Indeed they did. Baillie James Reilly (rotting in Hell since 2003) was only fined by the courts for his part in Third Lanark's demise - but he was finally caught out in 1969 for taking bribes to get people to jump the queue for council housing at £100 a pop (£1550 in today's money). As the incidents he was prosecuted for stretched back to 1966, it may well be that Hi-Hi fans had been doing a bit of sleuthing & passed on the evidence the police needed; knowing that without Reilly, Hiddleston was finished.

There had been a portend of things to come when Reilly was prosecuted & fined on 23rd February 1967 for making false claims for Legal Aid & failing to appear in court where he was supposed to be defending two Weegie neds for assault in Kilsyth.

The entire Labour Party of Glasgow was suspended from the party as a result of the case, although cynics may point to the election loss earlier in the year and Labour's habit under such circumstances of expelling a few token scapegoats to fool the proles all was well again. One of those who survived the purge was a certain Councillor Pat Lally, whom the local police board had wanted out for his habit of specifically selling ties with the logos & slogans of the local razor gangs (you had a better class of Ned in the good old days it seems...) & refusal to cease selling them.
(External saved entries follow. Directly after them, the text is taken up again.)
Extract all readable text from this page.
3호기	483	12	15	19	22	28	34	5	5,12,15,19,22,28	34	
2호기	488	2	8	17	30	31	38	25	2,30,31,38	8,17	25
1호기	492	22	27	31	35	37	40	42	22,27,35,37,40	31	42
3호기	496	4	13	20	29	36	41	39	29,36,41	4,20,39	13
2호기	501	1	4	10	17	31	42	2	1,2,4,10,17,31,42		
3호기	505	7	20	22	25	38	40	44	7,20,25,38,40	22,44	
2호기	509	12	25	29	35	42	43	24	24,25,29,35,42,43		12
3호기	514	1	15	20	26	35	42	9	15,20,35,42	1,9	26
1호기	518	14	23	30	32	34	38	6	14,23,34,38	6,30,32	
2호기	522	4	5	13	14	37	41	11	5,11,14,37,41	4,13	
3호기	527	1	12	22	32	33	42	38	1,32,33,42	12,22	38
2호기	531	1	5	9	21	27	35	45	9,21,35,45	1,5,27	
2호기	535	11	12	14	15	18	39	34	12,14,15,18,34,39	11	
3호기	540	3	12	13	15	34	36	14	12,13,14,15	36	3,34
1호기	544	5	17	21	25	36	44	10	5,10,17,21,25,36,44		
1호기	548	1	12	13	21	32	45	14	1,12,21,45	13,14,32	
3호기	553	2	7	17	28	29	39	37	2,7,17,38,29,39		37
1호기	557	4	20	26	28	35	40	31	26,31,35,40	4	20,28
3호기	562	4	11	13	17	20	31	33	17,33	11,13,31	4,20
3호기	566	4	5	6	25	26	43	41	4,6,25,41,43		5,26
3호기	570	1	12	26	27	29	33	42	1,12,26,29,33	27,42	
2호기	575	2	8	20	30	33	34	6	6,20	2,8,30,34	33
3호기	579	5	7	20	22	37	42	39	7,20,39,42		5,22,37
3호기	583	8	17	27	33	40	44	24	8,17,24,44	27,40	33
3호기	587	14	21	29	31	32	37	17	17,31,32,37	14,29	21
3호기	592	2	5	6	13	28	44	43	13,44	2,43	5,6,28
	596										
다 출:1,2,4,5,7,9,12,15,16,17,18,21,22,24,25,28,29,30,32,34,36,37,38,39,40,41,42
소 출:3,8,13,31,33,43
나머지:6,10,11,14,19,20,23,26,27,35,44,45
Regarding Third Lanark's latest "cunning plan", I don't think it is another yawnfest publicity stunt through the Daily Rectum. There was some sort of skulduggery going on during the summer of 2014 when the players & either the treasurer or secretary didn't like what was being planned (to wit, the idea of the resurrected club going into the LL as a part football club, part "living history" venue with Cathkin being a museum of football) and effectively seceded from the rest of the club & changing their name. What was very underhand was the Greater Glasgow League accepted this new club as the continuation of the "old" club, meaning the real Third Lanark were forced to start from scratch.

If Third Lanark's scheme does come to fruition in the summer, those who tried to do a mini-Hiddleston of their own may come to regret it, as it's a crazy enough idea to work - in the immortal words of Gordon Jackson "Why didn't anyone else think of that? It's so stupid, it's positively brilliant!"